Ask most North Carolinians today what they believe the state’s largest agricultural product is, and many will still say tobacco. This reflects a historical view of what was, indeed, the economic foundation of much of North Carolina as a state throughout the 20th century. But it does not hold today.
North Carolina’s largest agricultural product by far is not a field crop at all. In 2024, livestock accounted for 74% of all farm cash receipts, according to the USDA’s Economic Research Service. Poultry, broiler chickens in particular, was the single largest category at 41%, and hogs were second at 17%.
All plant-based crops combined made up just over a quarter, at 26%. The biggest single slice of that was a miscellany — Christmas trees, nursery and greenhouse stock, hay, small grains — rather than the row crops most people picture. Soybeans were next at 4.5%. Tobacco, on which so much of the state’s agricultural self-image rests, was 3.4%.
The dominant character of North Carolina agriculture today is not family farms taking their harvest to market. It is vertically integrated corporate animal production, whose economics are characteristically unsentimental.
In the poultry and hog industries, growers own the land, the barns, and the equipment - and, just as importantly, they carry heavy seasonal debt. The corporate integrator owns the animals, their feed, and makes most key production decisions. The grower’s return is typically a fee for meeting a production quota set in advance. In short, animal agriculture today is closer to contract work than to the independent proprietorship of the old archetype. That model now describes the majority of the state’s agricultural output.
Where the farms are
The third large misconception is geographic.
North Carolina’s farm economy is not evenly distributed, and most rural counties do not have large agricultural sectors. Instead, farming is heavily concentrated. In only five counties does agriculture constitute 20% or more of the entire local economy: Anson (24.8%), Jones (23.8%), Duplin (22.5%), Gates (21.2%), and Bertie (20.5%).
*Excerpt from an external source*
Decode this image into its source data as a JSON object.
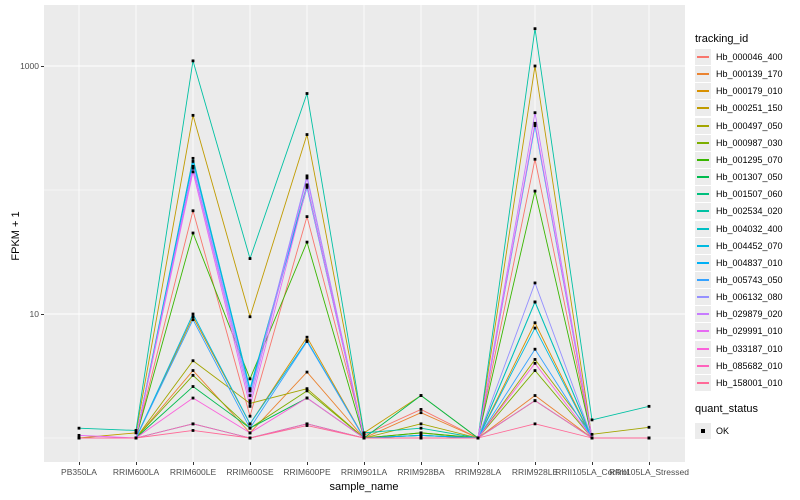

It should be noted that two of these, Jones and Gates counties, are very small counties (populations 9,600 and 10,000, respectively) whose economies are correspondingly small, so a large share still represents a modest absolute sum. Across the entire state, in only fifteen counties is the farm sector bigger than 5% of the local economy.
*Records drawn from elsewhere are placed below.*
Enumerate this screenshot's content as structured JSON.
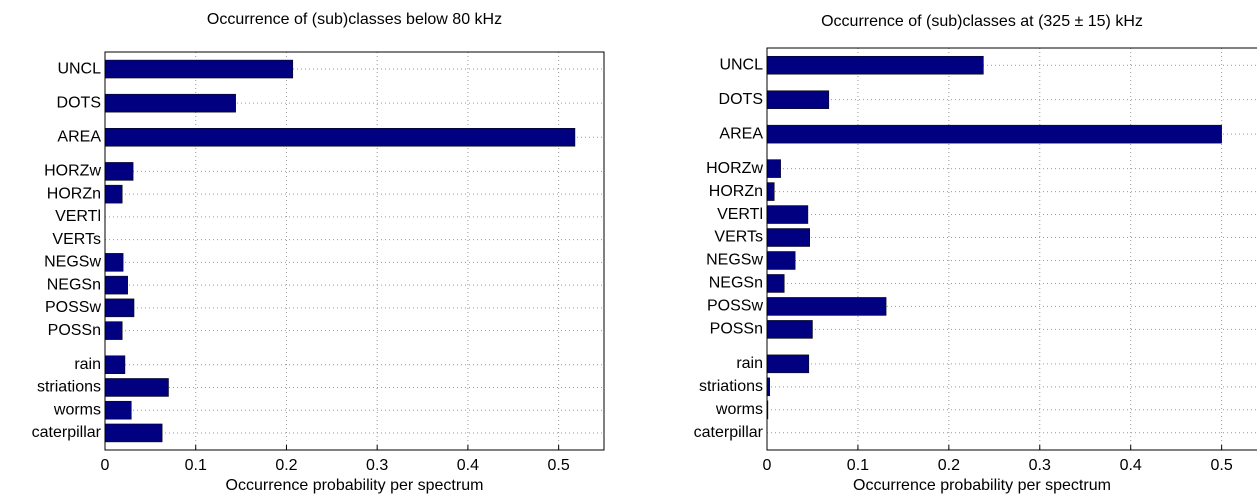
{
  "chart_data": [
    {
      "type": "barh",
      "title": "Occurrence of (sub)classes below 80 kHz",
      "xlabel": "Occurrence probability per spectrum",
      "categories": [
        "UNCL",
        "DOTS",
        "AREA",
        "HORZw",
        "HORZn",
        "VERTl",
        "VERTs",
        "NEGSw",
        "NEGSn",
        "POSSw",
        "POSSn",
        "rain",
        "striations",
        "worms",
        "caterpillar"
      ],
      "values": [
        0.207,
        0.144,
        0.518,
        0.031,
        0.019,
        0,
        0,
        0.02,
        0.025,
        0.032,
        0.019,
        0.022,
        0.07,
        0.029,
        0.063
      ],
      "color": "#000080",
      "xlim": [
        0,
        0.55
      ],
      "xticks": [
        0,
        0.1,
        0.2,
        0.3,
        0.4,
        0.5
      ],
      "grid": true
    },
    {
      "type": "barh",
      "title": "Occurrence of (sub)classes at (325 ± 15) kHz",
      "xlabel": "Occurrence probability per spectrum",
      "categories": [
        "UNCL",
        "DOTS",
        "AREA",
        "HORZw",
        "HORZn",
        "VERTl",
        "VERTs",
        "NEGSw",
        "NEGSn",
        "POSSw",
        "POSSn",
        "rain",
        "striations",
        "worms",
        "caterpillar"
      ],
      "values": [
        0.238,
        0.068,
        0.5,
        0.015,
        0.008,
        0.045,
        0.047,
        0.031,
        0.019,
        0.131,
        0.05,
        0.046,
        0.003,
        0.001,
        0
      ],
      "color": "#000080",
      "xlim": [
        0,
        0.54
      ],
      "xticks": [
        0,
        0.1,
        0.2,
        0.3,
        0.4,
        0.5
      ],
      "grid": true
    }
  ]
}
More revealing is what happens when you separate the absolute size of a county’s farm sector from agriculture’s share of that county’s economy. Just twelve counties produce more than half of North Carolina’s entire agricultural output. But in most of those counties, agriculture is still a relatively small part of the local economic base.
Union County, for example, has the third-largest farm economy in the state - it is home to major poultry processing operations. Yet agriculture is just 2.6% of the county economy. Wayne, Wilkes, Robeson, and Randolph rank sixth through ninth in statewide farm output, but Wilkes leads that group at 8%, with Wayne (4%), Robeson (4.3%), and Randolph (3.2%) lower still. Mecklenburg County is the tenth-largest agricultural county in North Carolina, and agriculture is approximately 0.1% of its economy.
Agriculture is hard work
Agriculture is deeply meaningful to North Carolina - to our heritage, its landscape, and our sense of place. As long as humans need to eat, agriculture will always be a central part of how our society thinks of itself.
Yet times have rarely been more difficult for the American farmer than they are today. Small family farmers are under tremendous margin pressure from spiraling input costs like fuel and fertilizer, while the Big Ag lobby more and more represents only the interests of vertically integrated, multinational corporate giants. Agriculture will play a key role in the future of rural economic development in North Carolina - but it begins by a realistic assessment of the industry as it exists today, not in the days of yesteryear.